More than 110,000 people have signed a Change.org petition which calls for the creation of a law to hold zoo visitors responsible for the well-being of endangered animals held there. This comes in the wake of Harambe the gorilla's shooting in the Cincinnati Zoo May 28.

The author of the petition, a woman from Chicago, plans to send the petition to lawmakers once it receives enough signatures, KMOV reports.

A different petition created by a woman in Cincinnati blames the 4-year-old's parents for neglect and calls for them to be investigated, according to WCPO.  This one has garnered an even higher number of supporters so far at around 330,000.

The investigation of the incident is ongoing, and may possibly still result in criminal charges for the parents.  On May 31, prosecutor Joe Deters released the following statement related to the case:

"The incident at the Cincinnati Zoo involving the young child who fell into the gorilla enclosure is under investigation by the Cincinnati Police Department. Once their investigation is concluded, they will confer with our office on possible criminal charges. When the investigation and review are complete, we will update the media."

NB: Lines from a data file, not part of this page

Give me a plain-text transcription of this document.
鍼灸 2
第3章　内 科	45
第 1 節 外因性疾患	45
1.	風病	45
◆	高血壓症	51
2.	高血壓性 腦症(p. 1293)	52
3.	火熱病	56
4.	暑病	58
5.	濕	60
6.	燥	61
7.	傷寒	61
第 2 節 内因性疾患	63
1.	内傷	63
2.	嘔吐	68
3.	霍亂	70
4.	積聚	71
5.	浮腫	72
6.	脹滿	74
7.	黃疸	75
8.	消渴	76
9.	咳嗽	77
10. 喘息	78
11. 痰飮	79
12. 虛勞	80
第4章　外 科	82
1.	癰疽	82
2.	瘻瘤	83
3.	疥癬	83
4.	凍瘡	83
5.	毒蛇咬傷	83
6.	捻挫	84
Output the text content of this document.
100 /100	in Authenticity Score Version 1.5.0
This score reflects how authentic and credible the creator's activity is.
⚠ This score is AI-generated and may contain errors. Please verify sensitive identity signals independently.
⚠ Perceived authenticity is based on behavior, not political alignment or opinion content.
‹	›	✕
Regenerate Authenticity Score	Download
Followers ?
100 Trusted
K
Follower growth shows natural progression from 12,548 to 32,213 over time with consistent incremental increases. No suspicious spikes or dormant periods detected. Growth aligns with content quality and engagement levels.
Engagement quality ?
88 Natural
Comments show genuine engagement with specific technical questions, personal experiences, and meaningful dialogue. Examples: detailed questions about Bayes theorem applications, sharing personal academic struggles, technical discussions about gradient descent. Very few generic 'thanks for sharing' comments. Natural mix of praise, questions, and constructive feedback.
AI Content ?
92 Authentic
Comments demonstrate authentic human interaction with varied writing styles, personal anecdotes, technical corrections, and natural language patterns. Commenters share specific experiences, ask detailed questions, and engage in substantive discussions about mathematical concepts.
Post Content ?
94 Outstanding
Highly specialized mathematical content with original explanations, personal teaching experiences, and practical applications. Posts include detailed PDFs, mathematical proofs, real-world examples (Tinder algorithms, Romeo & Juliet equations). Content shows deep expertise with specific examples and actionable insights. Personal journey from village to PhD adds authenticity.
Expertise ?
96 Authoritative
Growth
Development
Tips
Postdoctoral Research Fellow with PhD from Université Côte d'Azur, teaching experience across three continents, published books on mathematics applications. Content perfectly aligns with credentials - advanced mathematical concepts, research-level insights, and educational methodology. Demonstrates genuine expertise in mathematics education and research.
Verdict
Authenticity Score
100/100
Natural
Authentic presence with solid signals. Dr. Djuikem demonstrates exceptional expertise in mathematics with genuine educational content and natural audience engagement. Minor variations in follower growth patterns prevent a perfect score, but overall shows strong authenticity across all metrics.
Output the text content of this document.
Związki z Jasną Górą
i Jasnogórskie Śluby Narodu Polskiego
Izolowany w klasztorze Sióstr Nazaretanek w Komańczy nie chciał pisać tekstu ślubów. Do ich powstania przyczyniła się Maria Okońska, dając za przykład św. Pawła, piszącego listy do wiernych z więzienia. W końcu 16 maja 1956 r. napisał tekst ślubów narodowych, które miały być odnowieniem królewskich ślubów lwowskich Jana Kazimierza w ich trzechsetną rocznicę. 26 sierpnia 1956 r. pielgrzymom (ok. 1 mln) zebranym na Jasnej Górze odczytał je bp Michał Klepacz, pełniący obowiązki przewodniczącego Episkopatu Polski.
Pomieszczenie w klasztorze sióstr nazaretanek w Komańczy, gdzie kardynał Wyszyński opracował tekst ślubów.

Internet commentators upset with Harambe's death have taken to social media to condemn the incident.  The parents have been blamed by many for allowing their child to run off, and zoo security has also been criticized for not adequately blocking the child from the gorilla's enclosure.

The petition for "Harambe's Law" called for negligent visitors to face legal consequences when their actions cause harm to endangered animals.  The petition identifies zoo visitors as parties responsible for animals' safety.

It reads:

It is completely negligent for any man, woman or child to enter an exhibit or restricted area at a zoo, sanctuary or wild animal park. To ensure this never happens again, we would like to enact Harambe's Law, that if at anytime this shall occur, the negligent party and or [parties] be held financially and criminally responsible for any harm and or loss to an animal, specifically when said animal is Critically Endangered.